The control platform oversees pumps, valves, diversion control and flow management for a LACT unit. The cloud-based UAP allows for the LACT operators to see LACT use in real time via a website, print bills of lading, export tickets for billing, run reports on operations, and use an ATG interface for remote tank monitoring. The SCS includes an Ethernet or serial port, and can connect to SCADA systems or trucking terminal management systems.
As a result of the shale boom, LNG carriers and facilities have made major investments worldwide for the past eight years. For LNG, tankers move product via pipelines and shipping terminals, and conduct many fiscal transactions along the way. Transactions can reach as high as $4 million of product per hour, according to a recent ARC report.

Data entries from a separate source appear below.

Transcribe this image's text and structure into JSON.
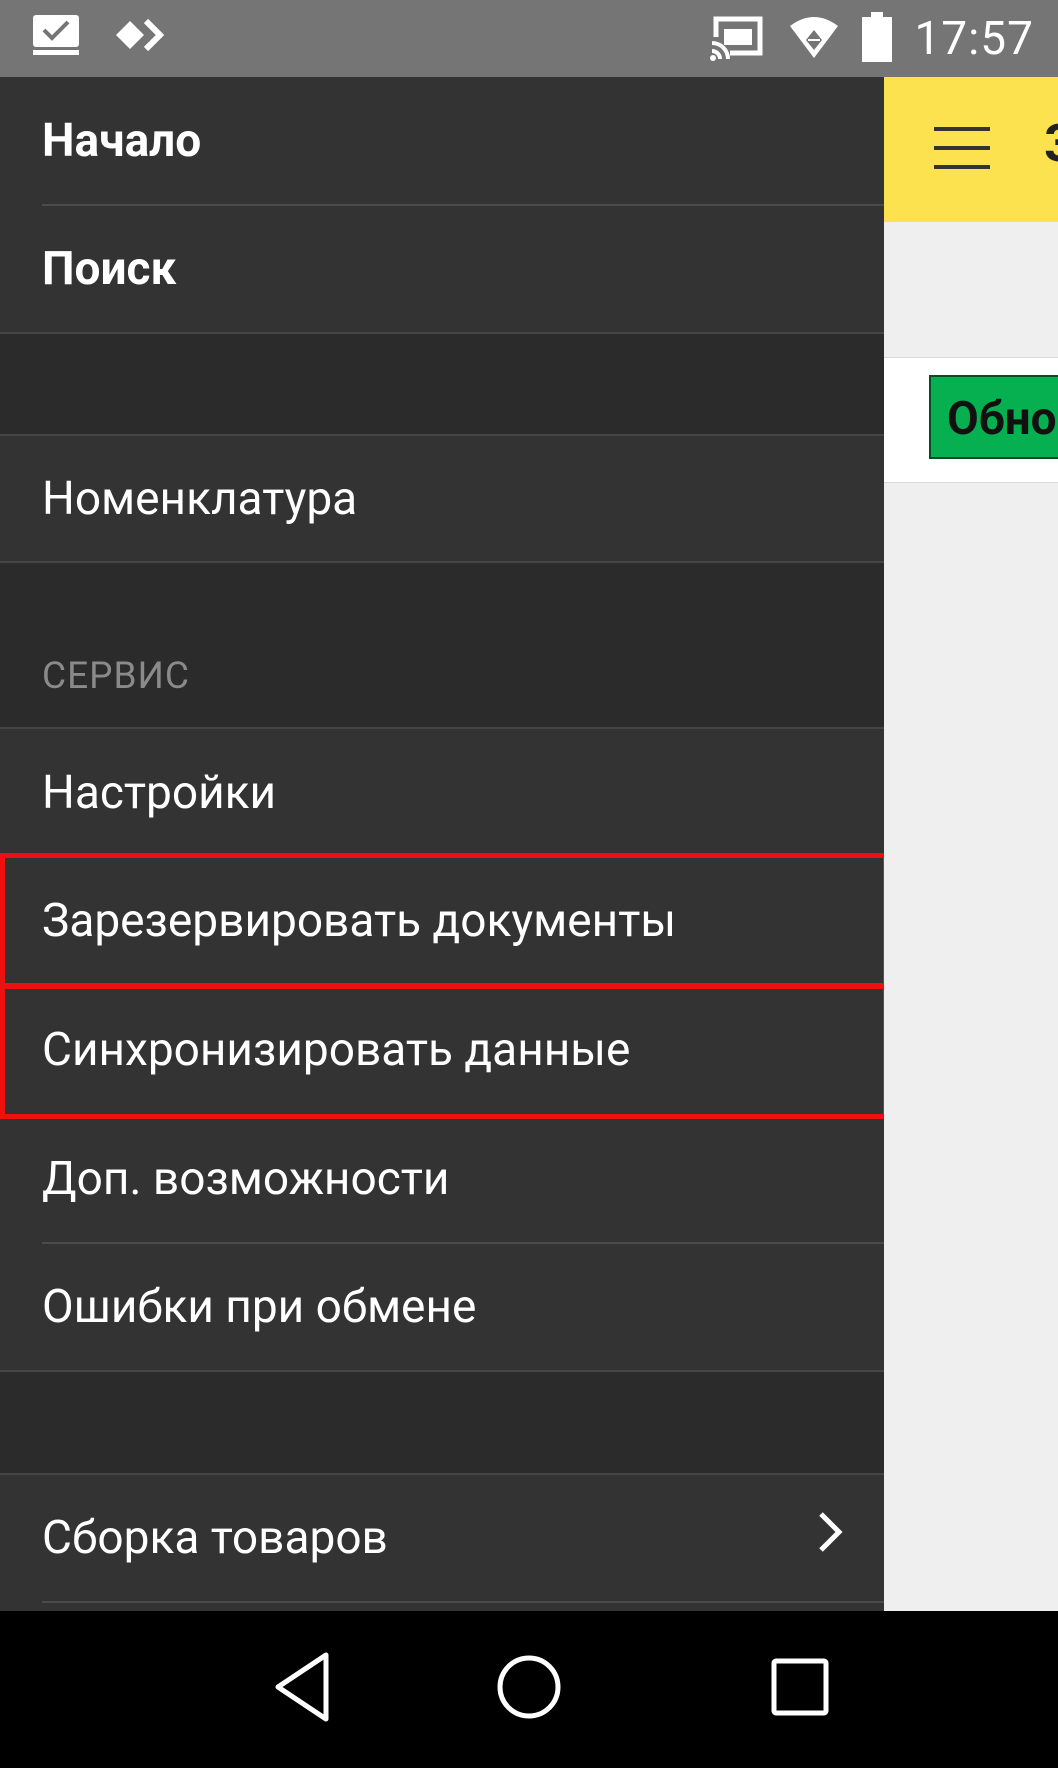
{
  "status_bar": {
    "time": "17:57",
    "icons": [
      "checklist-icon",
      "diamond-arrows-icon",
      "cast-icon",
      "wifi-icon",
      "battery-icon"
    ]
  },
  "app": {
    "title_fragment": "З",
    "refresh_button_label": "Обно"
  },
  "drawer": {
    "items": [
      {
        "label": "Начало"
      },
      {
        "label": "Поиск"
      },
      {
        "label": "Номенклатура"
      },
      {
        "section": "СЕРВИС"
      },
      {
        "label": "Настройки"
      },
      {
        "label": "Зарезервировать документы"
      },
      {
        "label": "Синхронизировать данные"
      },
      {
        "label": "Доп. возможности"
      },
      {
        "label": "Ошибки при обмене"
      },
      {
        "label": "Сборка товаров"
      }
    ]
  },
  "colors": {
    "drawer_bg": "#333333",
    "toolbar_yellow": "#fbe24e",
    "button_green": "#06b050",
    "highlight_red": "#ee0f0f"
  },
  "navbar": {
    "icons": [
      "back-icon",
      "home-icon",
      "recents-icon"
    ]
  }
}
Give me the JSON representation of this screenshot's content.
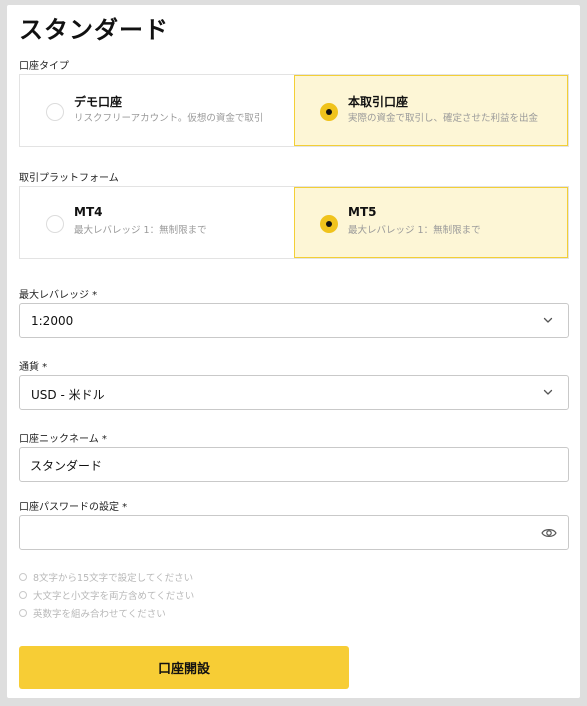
{
  "page": {
    "title": "スタンダード"
  },
  "account_type": {
    "label": "口座タイプ",
    "options": [
      {
        "title": "デモ口座",
        "description": "リスクフリーアカウント。仮想の資金で取引",
        "selected": false
      },
      {
        "title": "本取引口座",
        "description": "実際の資金で取引し、確定させた利益を出金",
        "selected": true
      }
    ]
  },
  "platform": {
    "label": "取引プラットフォーム",
    "options": [
      {
        "title": "MT4",
        "description": "最大レバレッジ 1：無制限まで",
        "selected": false
      },
      {
        "title": "MT5",
        "description": "最大レバレッジ 1：無制限まで",
        "selected": true
      }
    ]
  },
  "leverage": {
    "label": "最大レバレッジ *",
    "value": "1:2000",
    "icon": "chevron-down-icon"
  },
  "currency": {
    "label": "通貨 *",
    "value": "USD - 米ドル",
    "icon": "chevron-down-icon"
  },
  "nickname": {
    "label": "口座ニックネーム *",
    "value": "スタンダード"
  },
  "password": {
    "label": "口座パスワードの設定 *",
    "value": "",
    "icon": "eye-icon"
  },
  "password_rules": [
    "8文字から15文字で設定してください",
    "大文字と小文字を両方含めてください",
    "英数字を組み合わせてください"
  ],
  "submit": {
    "label": "口座開設",
    "color": "#f7cd35"
  },
  "colors": {
    "accent": "#f0c31c",
    "selected_bg": "#fdf6d6",
    "selected_border": "#f3cf36"
  }
}
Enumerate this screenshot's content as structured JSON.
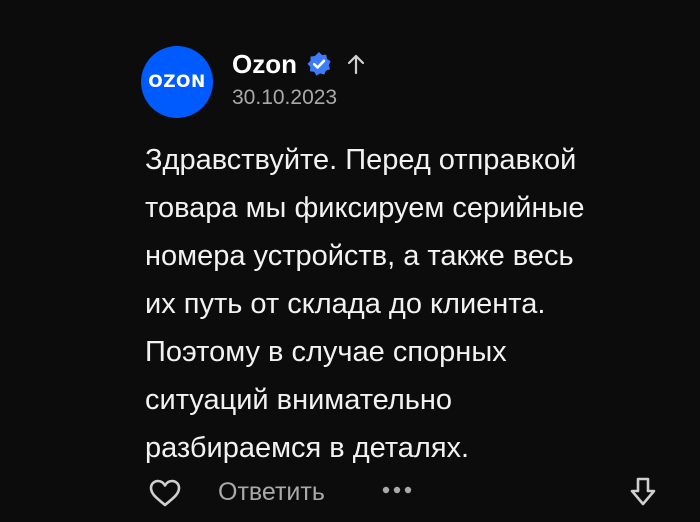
{
  "comment": {
    "avatar_text": "OZON",
    "author": "Ozon",
    "date": "30.10.2023",
    "text": "Здравствуйте. Перед отправкой\nтовара мы фиксируем серийные\nномера устройств, а также весь\nих путь от склада до клиента.\nПоэтому в случае спорных\nситуаций внимательно\nразбираемся в деталях.",
    "reply_label": "Ответить"
  },
  "icons": {
    "verified": "verified-check-icon",
    "up": "arrow-up-icon",
    "like": "heart-icon",
    "more": "more-dots-icon",
    "download": "arrow-down-icon"
  },
  "colors": {
    "background": "#0c0c0d",
    "avatar": "#005bff",
    "verified": "#3d7cff",
    "muted": "#a9a9a9"
  }
}
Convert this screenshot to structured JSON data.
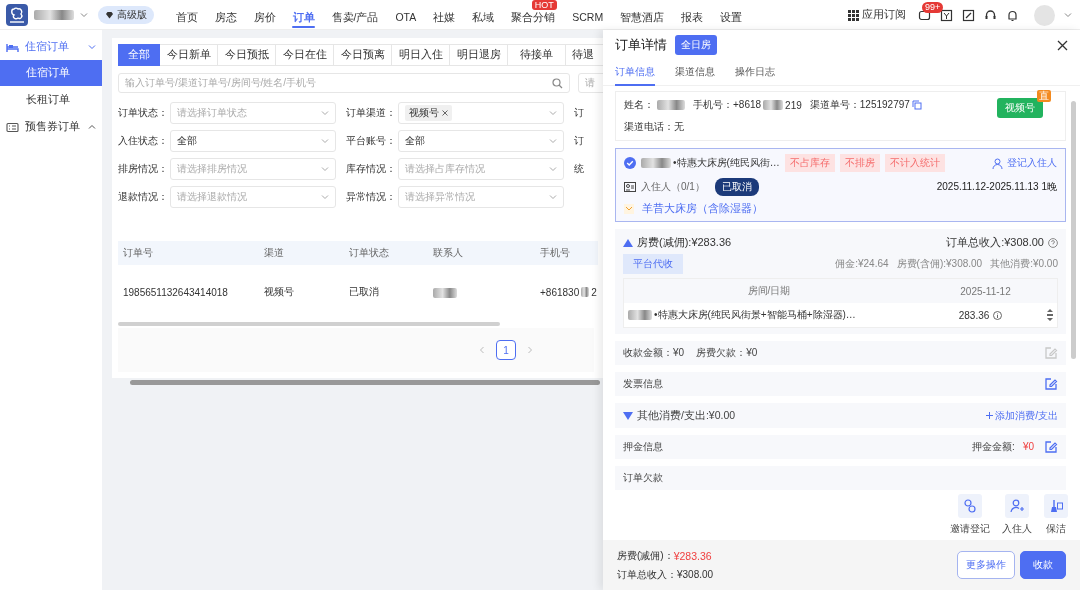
{
  "topbar": {
    "plan_badge": "高级版",
    "nav": [
      {
        "label": "首页",
        "selected": false
      },
      {
        "label": "房态",
        "selected": false
      },
      {
        "label": "房价",
        "selected": false
      },
      {
        "label": "订单",
        "selected": true
      },
      {
        "label": "售卖/产品",
        "selected": false
      },
      {
        "label": "OTA",
        "selected": false
      },
      {
        "label": "社媒",
        "selected": false
      },
      {
        "label": "私域",
        "selected": false
      },
      {
        "label": "聚合分销",
        "selected": false,
        "badge": "HOT"
      },
      {
        "label": "SCRM",
        "selected": false
      },
      {
        "label": "智慧酒店",
        "selected": false
      },
      {
        "label": "报表",
        "selected": false
      },
      {
        "label": "设置",
        "selected": false
      }
    ],
    "apps": "应用订阅",
    "message_count": "99+"
  },
  "sidebar": {
    "groups": [
      {
        "label": "住宿订单",
        "expanded": true,
        "children": [
          {
            "label": "住宿订单",
            "selected": true
          },
          {
            "label": "长租订单",
            "selected": false
          }
        ]
      },
      {
        "label": "预售券订单",
        "expanded": false
      }
    ]
  },
  "orders": {
    "tabs": [
      {
        "label": "全部",
        "selected": true
      },
      {
        "label": "今日新单",
        "selected": false
      },
      {
        "label": "今日预抵",
        "selected": false
      },
      {
        "label": "今日在住",
        "selected": false
      },
      {
        "label": "今日预离",
        "selected": false
      },
      {
        "label": "明日入住",
        "selected": false
      },
      {
        "label": "明日退房",
        "selected": false
      },
      {
        "label": "待接单",
        "selected": false
      },
      {
        "label": "待退",
        "selected": false
      }
    ],
    "search": {
      "placeholder": "输入订单号/渠道订单号/房间号/姓名/手机号"
    },
    "search_2": {
      "placeholder": "请"
    },
    "filters": [
      {
        "fields": [
          {
            "label": "订单状态：",
            "kind": "select",
            "placeholder": "请选择订单状态"
          },
          {
            "label": "订单渠道：",
            "kind": "tags",
            "tags": [
              "视频号"
            ]
          }
        ],
        "cut_label": "订"
      },
      {
        "fields": [
          {
            "label": "入住状态：",
            "kind": "select",
            "value": "全部"
          },
          {
            "label": "平台账号：",
            "kind": "select",
            "value": "全部"
          }
        ],
        "cut_label": "订"
      },
      {
        "fields": [
          {
            "label": "排房情况：",
            "kind": "select",
            "placeholder": "请选择排房情况"
          },
          {
            "label": "库存情况：",
            "kind": "select",
            "placeholder": "请选择占库存情况"
          }
        ],
        "cut_label": "统"
      },
      {
        "fields": [
          {
            "label": "退款情况：",
            "kind": "select",
            "placeholder": "请选择退款情况"
          },
          {
            "label": "异常情况：",
            "kind": "select",
            "placeholder": "请选择异常情况"
          }
        ]
      }
    ],
    "table": {
      "columns": [
        "订单号",
        "渠道",
        "订单状态",
        "联系人",
        "手机号"
      ],
      "rows": [
        {
          "cells": [
            {
              "kind": "text",
              "text": "1985651132643414018"
            },
            {
              "kind": "text",
              "text": "视频号"
            },
            {
              "kind": "text",
              "text": "已取消"
            },
            {
              "kind": "blurred"
            },
            {
              "kind": "partial",
              "before": "+861830",
              "after": "2"
            }
          ]
        }
      ]
    },
    "pagination": {
      "pages": [
        {
          "label": "1",
          "selected": true
        }
      ]
    }
  },
  "drawer": {
    "title": "订单详情",
    "type_badge": "全日房",
    "tabs": [
      {
        "label": "订单信息",
        "selected": true
      },
      {
        "label": "渠道信息",
        "selected": false
      },
      {
        "label": "操作日志",
        "selected": false
      }
    ],
    "guest": {
      "name_label": "姓名：",
      "phone_label": "手机号：+8618",
      "phone_end": "219",
      "channel_no": "渠道单号：125192797",
      "channel_badge": "视频号",
      "corner_badge": "直",
      "channel_phone": "渠道电话：无"
    },
    "room": {
      "checked": true,
      "name": "•特惠大床房(纯民风街…",
      "tags": [
        "不占库存",
        "不排房",
        "不计入统计"
      ],
      "register": "登记入住人",
      "guests": "入住人（0/1）",
      "status": "已取消",
      "dates": "2025.11.12-2025.11.13 1晚",
      "product": "羊昔大床房（含除湿器）"
    },
    "fees": {
      "expanded": true,
      "title": "房费(减佣):¥283.36",
      "total": "订单总收入:¥308.00",
      "tag": "平台代收",
      "breakdown": [
        "佣金:¥24.64",
        "房费(含佣):¥308.00",
        "其他消费:¥0.00"
      ],
      "table": {
        "columns": [
          "房间/日期",
          "2025-11-12"
        ],
        "rows": [
          {
            "room": "•特惠大床房(纯民风街景+智能马桶+除湿器)…",
            "amount": "283.36"
          }
        ]
      }
    },
    "sections": [
      {
        "kind": "payment",
        "texts": [
          "收款金额：¥0",
          "房费欠款：¥0"
        ],
        "edit_disabled": true
      },
      {
        "kind": "plain",
        "title": "发票信息",
        "edit_disabled": false
      },
      {
        "kind": "expense",
        "title": "其他消费/支出:¥0.00",
        "expanded": false,
        "action": "添加消费/支出"
      },
      {
        "kind": "deposit",
        "title": "押金信息",
        "amount_label": "押金金额:",
        "amount": "¥0",
        "edit_disabled": false
      },
      {
        "kind": "plain",
        "title": "订单欠款"
      }
    ],
    "actions": [
      {
        "label": "邀请登记"
      },
      {
        "label": "入住人"
      },
      {
        "label": "保洁"
      }
    ],
    "footer": {
      "fee_label": "房费(减佣)：",
      "fee": "¥283.36",
      "total": "订单总收入：¥308.00",
      "buttons": [
        {
          "label": "更多操作",
          "kind": "secondary"
        },
        {
          "label": "收款",
          "kind": "primary"
        }
      ]
    }
  }
}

Changes in the way LNG is being sold—20-year contracts vs. spot sales—and commingled inventory is putting pressure on terminals to consider alternatives to the static measurement of ships’ tanks. This static method uses tables for list and trim of the tank, and a variety of calculations for density, volume and others.
Daniel, a division of Emerson Process Management, is using ultrasonic flowmeters to solve measurement inaccuracies because of the danger of the LNG becoming a two-phase liquid if there are hot spots in a pipeline or a pressure drop. Other worries about inaccuracies include discrepancies between calculation standards for LNG and natural gas, and verifying a meter’s performance.
The 3818 LNG ultrasonic flowmeter offers a four-path design, termination cables for cryogenic temperatures, meter insulation packaging and cable routing design. According to Daniel, an overall reduction of 0.2 percent of measurement uncertainty could save as much as $12,000 per hour in financial risk.
This maritime application is just another example of the oil and gas industry reexamining its processes and turning to smarter instrumentation as oil prices dip below $40 a barrel. So after the dust settles from these market shocks, companies will certainly be leaner and smarter than they were before.